According to the Confederation of Labour Unions (KOZ), which organised the event, the participating union members represented 1.3 million Slovak workers from a wide range of Slovak industries and public services. Many were carried to Bratislava by 850 hired coach buses from around Slovakia. Among them were 12 headline-making employees of Pratex Čadca factory, who have not been paid for more than five months.
From the rally stage set up on SNP square, KOZ president Ivan Saktor called for four main concessions from the government, including the reduction of personal income tax, the shortening of the work week from 42.5 to 40 hours, and the maintenance of real wages for public employees next year at current levels. The fourth demand was for a socialist-style law which would ensure that secondary school and university graduates were guaranteed a job immediately after finishing school. He gave the government 14 days to deal with all the requests.
"If the government won't respect our needs, the leaders of all unions will meet on October 20 to discuss more extreme measures," Saktor said at a September 29 press conference.
While Prime Minister Dzurinda did not immediately respond to the demands, Vice Premier for Economy Ivan Mikloš said Saturday on state-run Slovak Radio that the government was not likely to meet them. Sixteen other minor union demands, many dealing with when and how dialogue between the government and unions should take place, have already been granted, he added. "The government agrees with 16 of the 20 [total] union requests. But we can accept only those requests which are not against either the constitution, our economic policy or the restructuring of the Slovak economy. The cabinet respects unions, but it has to develop an adequate economic policy," Mikloš said.
Saktor would not comment on a possible strike. Last month, however, as a speaker at a teachers' protest, he mentioned that the KOZ was considering calling a general strike on November 17, the 10th anniversary of the Czechoslovak Velvet Revolution.
Saktor faulted the entire political system for the worker's woes. Since communism, he announced at the rally, the average Slovak has suffered.

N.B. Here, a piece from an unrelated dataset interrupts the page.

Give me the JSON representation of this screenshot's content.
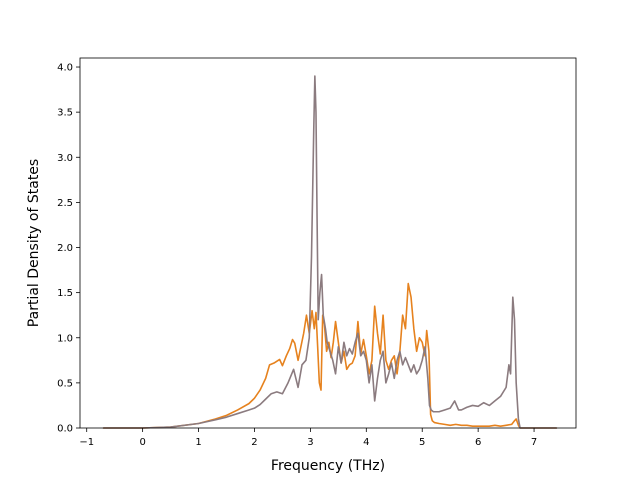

The social system, he continued, has collapsed. "We have to pay for everything that we had for free before," he said to a sympathetic crowd, adding that under the Dzurinda government the living standard of 80% of the Slovak population has fallen.

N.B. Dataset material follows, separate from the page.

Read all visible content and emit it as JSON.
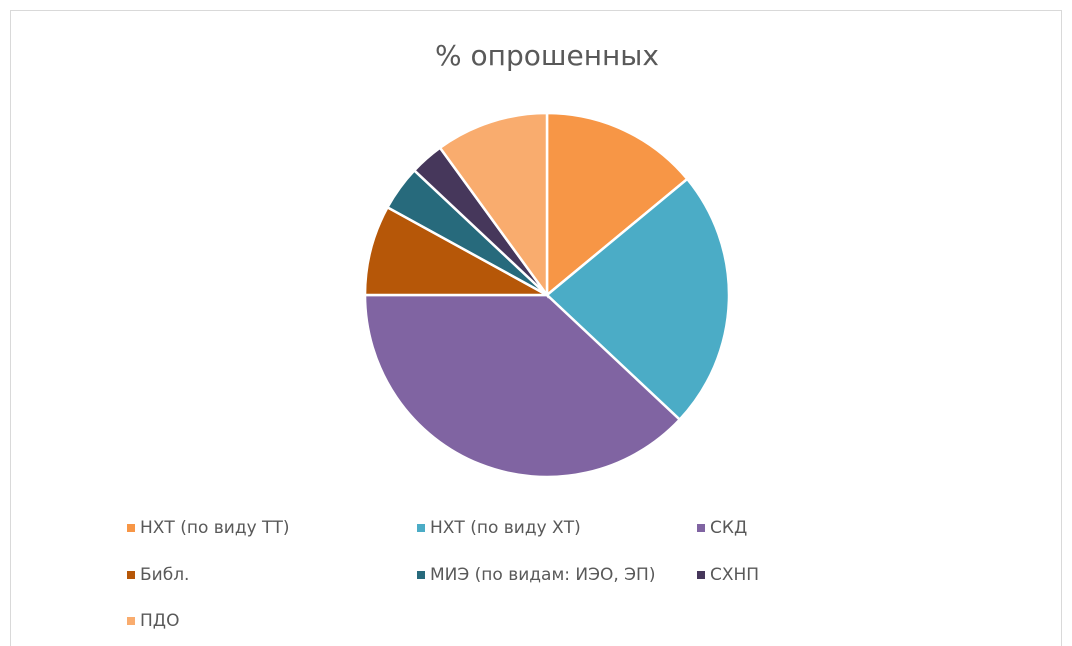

According to Roman Kováč, chief of the ruling SDK party's parliamentary club, such statements by Saktor will worsen the position of KOZ in the International Confederation of Free Unions.
Saktor, a political independent who was last year thought to be close to the coalition SOP party, labelled Saturday's rally as positive and said that the KOZ had resisted all attempts by political parties to use the labour union rally for their purposes. "There were as many as 50,000 people, and among them I guess 30% were HZDS [opposition party] supporters," he said. "But the rally was clearly a union action."

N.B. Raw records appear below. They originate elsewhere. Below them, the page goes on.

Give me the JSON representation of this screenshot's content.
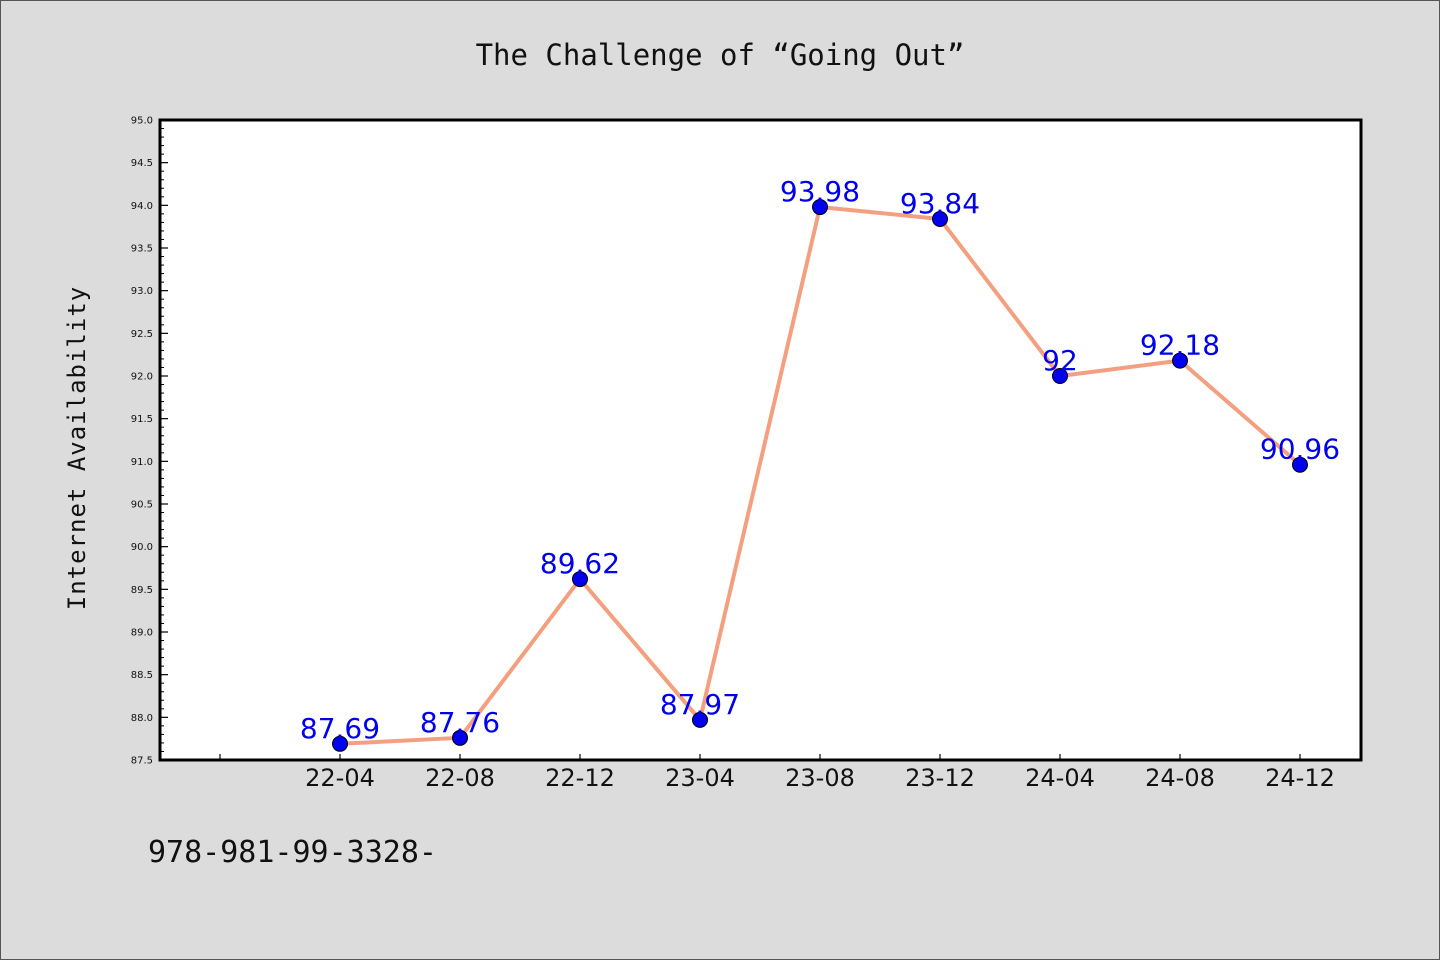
{
  "chart_data": {
    "type": "line",
    "title": "The Challenge of “Going Out”",
    "xlabel": "",
    "ylabel": "Internet Availability",
    "categories": [
      "22-04",
      "22-08",
      "22-12",
      "23-04",
      "23-08",
      "23-12",
      "24-04",
      "24-08",
      "24-12"
    ],
    "series": [
      {
        "values": [
          87.69,
          87.76,
          89.62,
          87.97,
          93.98,
          93.84,
          92,
          92.18,
          90.96
        ],
        "labels": [
          "87.69",
          "87.76",
          "89.62",
          "87.97",
          "93.98",
          "93.84",
          "92",
          "92.18",
          "90.96"
        ],
        "line_color": "#f4a080",
        "marker_color": "#0000ee",
        "label_color": "#0000ee"
      }
    ],
    "ylim": [
      87.5,
      95.0
    ],
    "yticks": [
      "87.5",
      "88.0",
      "88.5",
      "89.0",
      "89.5",
      "90.0",
      "90.5",
      "91.0",
      "91.5",
      "92.0",
      "92.5",
      "93.0",
      "93.5",
      "94.0",
      "94.5",
      "95.0"
    ],
    "grid": false,
    "legend": "none"
  },
  "footer_text": "978-981-99-3328-",
  "colors": {
    "background": "#dcdcdc",
    "plot_area": "#ffffff"
  }
}
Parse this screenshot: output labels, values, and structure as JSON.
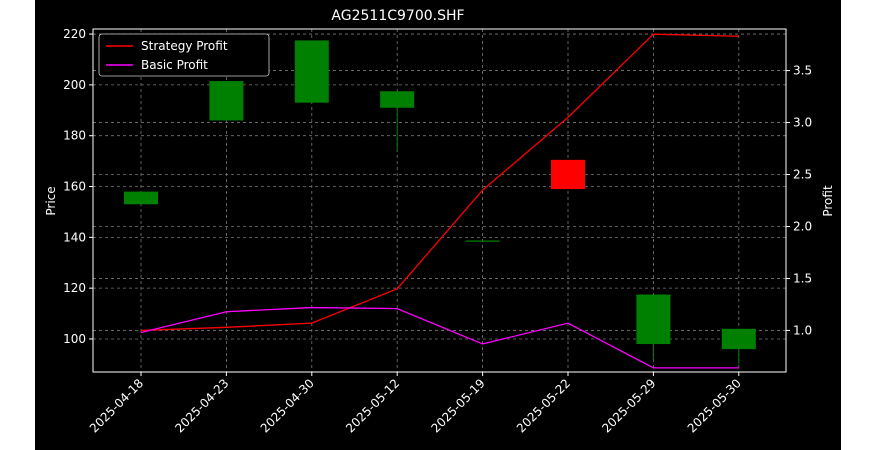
{
  "chart_data": {
    "type": "candlestick",
    "title": "AG2511C9700.SHF",
    "xlabel": "",
    "ylabel": "Price",
    "y2label": "Profit",
    "categories": [
      "2025-04-18",
      "2025-04-23",
      "2025-04-30",
      "2025-05-12",
      "2025-05-19",
      "2025-05-22",
      "2025-05-29",
      "2025-05-30"
    ],
    "ylim": [
      87,
      222
    ],
    "y2lim": [
      0.6,
      3.9
    ],
    "yticks": [
      100,
      120,
      140,
      160,
      180,
      200,
      220
    ],
    "y2ticks": [
      1.0,
      1.5,
      2.0,
      2.5,
      3.0,
      3.5
    ],
    "candles": [
      {
        "open": 153,
        "close": 158,
        "high": 158,
        "low": 153
      },
      {
        "open": 186,
        "close": 201.5,
        "high": 201.5,
        "low": 186
      },
      {
        "open": 193,
        "close": 217.5,
        "high": 217.5,
        "low": 193
      },
      {
        "open": 191,
        "close": 197.5,
        "high": 197.5,
        "low": 174
      },
      {
        "open": 138.5,
        "close": 138.5,
        "high": 138.5,
        "low": 138.5
      },
      {
        "open": 170.5,
        "close": 159,
        "high": 170.5,
        "low": 159
      },
      {
        "open": 98,
        "close": 117.5,
        "high": 117.5,
        "low": 92
      },
      {
        "open": 96,
        "close": 104,
        "high": 104,
        "low": 90
      }
    ],
    "series": [
      {
        "name": "Strategy Profit",
        "color": "#ff0000",
        "values": [
          1.0,
          1.03,
          1.07,
          1.4,
          2.35,
          3.05,
          3.85,
          3.83
        ]
      },
      {
        "name": "Basic Profit",
        "color": "#ff00ff",
        "values": [
          0.98,
          1.18,
          1.22,
          1.21,
          0.87,
          1.07,
          0.64,
          0.64
        ]
      }
    ],
    "up_color": "#008000",
    "down_color": "#ff0000",
    "legend_position": "upper-left",
    "grid": true
  }
}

Also seen on the square were representatives of the former (1994-98) government, such as Ján Ľupták, the chairman of the former governmental Workers Party (ZRS), and former Environment Minister Jozef Zlocha. Many protesters held HZDS flags over their heads and called for the dismissal of Dzurinda's cabinet.
Finance Minister Brigita Schmögnerová, who is a member of the former communist SDĽ party, came to the rally to talk to the workers and explain the root causes of the country's terrible economic situation. But she wasn't allowed onto the podium. The SITA press agency on Saturday reported that some of the unionists even tried to attack her physically.
"The rally was abused by the political opposition and by people who had no right to be there," said Jaroslav Volf, chairman of the Slovak Social Democratic Party (SDSS). The SDSS, which forms a small faction within the SDK, was the only government party which supported the organising of Saturday's event.
Monday's edition of the Práca daily, a labour newspaper, published a short opinion poll taken during the rally. The poll showed that most of participants hadn't viewed the meeting as a political action, but instead as an opportunity to show their disagreement with the government's economic policy.
In another political tangle, some rightist youth organisations accused the KOZ of spending far more money on the rally than it had admitted to its members. While the KOZ had said total expenses of the rally would be about 100,000 Slovak crowns ($2,400), the Christian Democratic Movement (KDMS) and Democratic Party (ODM) youth organizations placed the figure at between 13 to 15 million crowns.
The KOZ did not respond to the charges, and no union members have publicly complained that the money for the rally was misspent.
According to Slovak Police vice-president Jozef Petráš, 146 state and 30 metropolitan policemen kept order at the rally. No riots were reported.
The last mass union protest was held in Bratislava in 1995. At that time, as many as 30,000 people showed up on SNP square to protest against the economic policy of Mečiar's government.